Author Section of a Proposal

I have a brief overview of proposals on my Publishing Tips page, but I was asked to expand a bit on the author section of a proposal. I’m happy to do so, and would also welcome any words of advice anyone else would like to share on the topic.

 

When you are essentially selling your services, whether in a proposal, resume, curriculum vitae, or bio, you want each word to work for you. Including an author section in your proposal essentially means submitting a bio that further sells the idea or project you are offering.

In general I keep two bios handy. One is a paragraph in length and the other is three. I use the longer one, including academic degrees and locations, in proposals and tailor to suit the project. For a children’s book, I’m a homeschooling mom of a bazillion.* For adult academic work, I’ve won an essay contest or two.

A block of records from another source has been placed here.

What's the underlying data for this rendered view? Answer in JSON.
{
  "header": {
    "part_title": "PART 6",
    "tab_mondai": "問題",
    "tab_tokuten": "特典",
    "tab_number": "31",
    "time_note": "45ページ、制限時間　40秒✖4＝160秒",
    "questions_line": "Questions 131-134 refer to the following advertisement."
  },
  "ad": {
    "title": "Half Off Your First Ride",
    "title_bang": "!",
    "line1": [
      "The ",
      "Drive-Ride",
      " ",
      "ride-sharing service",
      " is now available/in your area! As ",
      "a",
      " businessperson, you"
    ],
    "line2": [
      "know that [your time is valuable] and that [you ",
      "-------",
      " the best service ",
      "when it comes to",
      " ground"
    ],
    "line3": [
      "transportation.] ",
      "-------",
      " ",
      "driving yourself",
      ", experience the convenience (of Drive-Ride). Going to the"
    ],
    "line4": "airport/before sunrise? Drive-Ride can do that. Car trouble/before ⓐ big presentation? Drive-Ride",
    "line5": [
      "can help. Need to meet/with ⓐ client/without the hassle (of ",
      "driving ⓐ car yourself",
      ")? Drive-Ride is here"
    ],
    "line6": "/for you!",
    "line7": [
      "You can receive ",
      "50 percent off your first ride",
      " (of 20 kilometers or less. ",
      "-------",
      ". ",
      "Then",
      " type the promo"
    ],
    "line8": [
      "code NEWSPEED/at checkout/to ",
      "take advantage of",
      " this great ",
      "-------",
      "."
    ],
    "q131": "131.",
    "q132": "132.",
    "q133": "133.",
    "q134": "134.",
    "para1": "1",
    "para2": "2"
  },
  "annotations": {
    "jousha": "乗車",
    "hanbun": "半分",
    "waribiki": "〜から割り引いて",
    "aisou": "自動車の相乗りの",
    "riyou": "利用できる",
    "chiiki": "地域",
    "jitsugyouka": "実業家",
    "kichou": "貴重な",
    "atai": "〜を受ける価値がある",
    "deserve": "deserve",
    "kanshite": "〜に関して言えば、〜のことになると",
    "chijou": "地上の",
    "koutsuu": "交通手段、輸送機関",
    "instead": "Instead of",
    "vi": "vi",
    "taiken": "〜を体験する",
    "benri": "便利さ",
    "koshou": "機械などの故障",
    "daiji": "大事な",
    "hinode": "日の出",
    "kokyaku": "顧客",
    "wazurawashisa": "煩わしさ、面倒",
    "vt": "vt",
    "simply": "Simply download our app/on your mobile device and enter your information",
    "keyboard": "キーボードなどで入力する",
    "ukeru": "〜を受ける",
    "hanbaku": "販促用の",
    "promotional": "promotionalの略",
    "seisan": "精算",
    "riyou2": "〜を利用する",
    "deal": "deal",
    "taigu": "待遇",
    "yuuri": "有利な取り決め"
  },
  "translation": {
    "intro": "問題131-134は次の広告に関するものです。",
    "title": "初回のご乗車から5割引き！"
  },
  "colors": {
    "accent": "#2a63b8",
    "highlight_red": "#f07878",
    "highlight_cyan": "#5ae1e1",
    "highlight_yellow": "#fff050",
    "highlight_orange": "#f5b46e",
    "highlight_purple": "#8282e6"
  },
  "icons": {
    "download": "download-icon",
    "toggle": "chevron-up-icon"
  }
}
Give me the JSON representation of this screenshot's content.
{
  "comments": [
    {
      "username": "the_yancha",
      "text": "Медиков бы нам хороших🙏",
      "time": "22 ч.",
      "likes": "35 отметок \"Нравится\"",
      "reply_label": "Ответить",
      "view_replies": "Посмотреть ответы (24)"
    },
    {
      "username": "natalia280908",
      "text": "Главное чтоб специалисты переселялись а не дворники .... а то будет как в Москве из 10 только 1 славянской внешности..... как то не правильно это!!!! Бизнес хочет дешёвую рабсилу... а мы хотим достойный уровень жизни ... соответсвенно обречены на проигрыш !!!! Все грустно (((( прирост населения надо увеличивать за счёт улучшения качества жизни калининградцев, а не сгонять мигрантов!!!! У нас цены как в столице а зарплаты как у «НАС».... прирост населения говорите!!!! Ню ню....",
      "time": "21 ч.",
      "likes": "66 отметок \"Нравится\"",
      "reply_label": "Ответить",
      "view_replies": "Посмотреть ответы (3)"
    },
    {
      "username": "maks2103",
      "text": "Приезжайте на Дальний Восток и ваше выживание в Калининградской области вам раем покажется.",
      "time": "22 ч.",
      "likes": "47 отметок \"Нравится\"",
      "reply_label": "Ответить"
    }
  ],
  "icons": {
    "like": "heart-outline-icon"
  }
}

No matter what, I list anything that hints at an audience or writing credibility, including works published or utilized elsewhere. Write for a local paper sometimes or a church newsletter? Consider including it. If you’re proposing a Bible study, include your ongoing weekly study group.

You are not reinventing the wheel and you are not about to shock the recipient with your awesomeness. Look at the back of books. These are your examples. Your publisher (even if you self-publish ;)) will want good “back cover copy,” so you can think of it that way.

Individual editors and publishers want to know how you are qualified, marketable, and personable. In other words, they want to know how you can easily become marketable if you have not yet established a market.

Please do write in third person. This stands in the position of someone introducing you.

Answer who you are as a writer, why you write (or wrote the particular piece at hand), and what you have published or used publicly. A website or blog information can be included.

The job of the proposal is to present your idea, your writing, your grasp of the audience, and your understanding of the market for professional evaluation. Introducing yourself is a smaller piece of that pie. Don’t stress about it. You speak throughout the proposal, and isn’t that what writers want to do?

 

* Note well, I use bazillion in the best possible sense, but which children do you count as a homeschooling mom, anyway? Those in classes? Grammatical oddity, I’d say. Guess I’ll grow out of it—ha!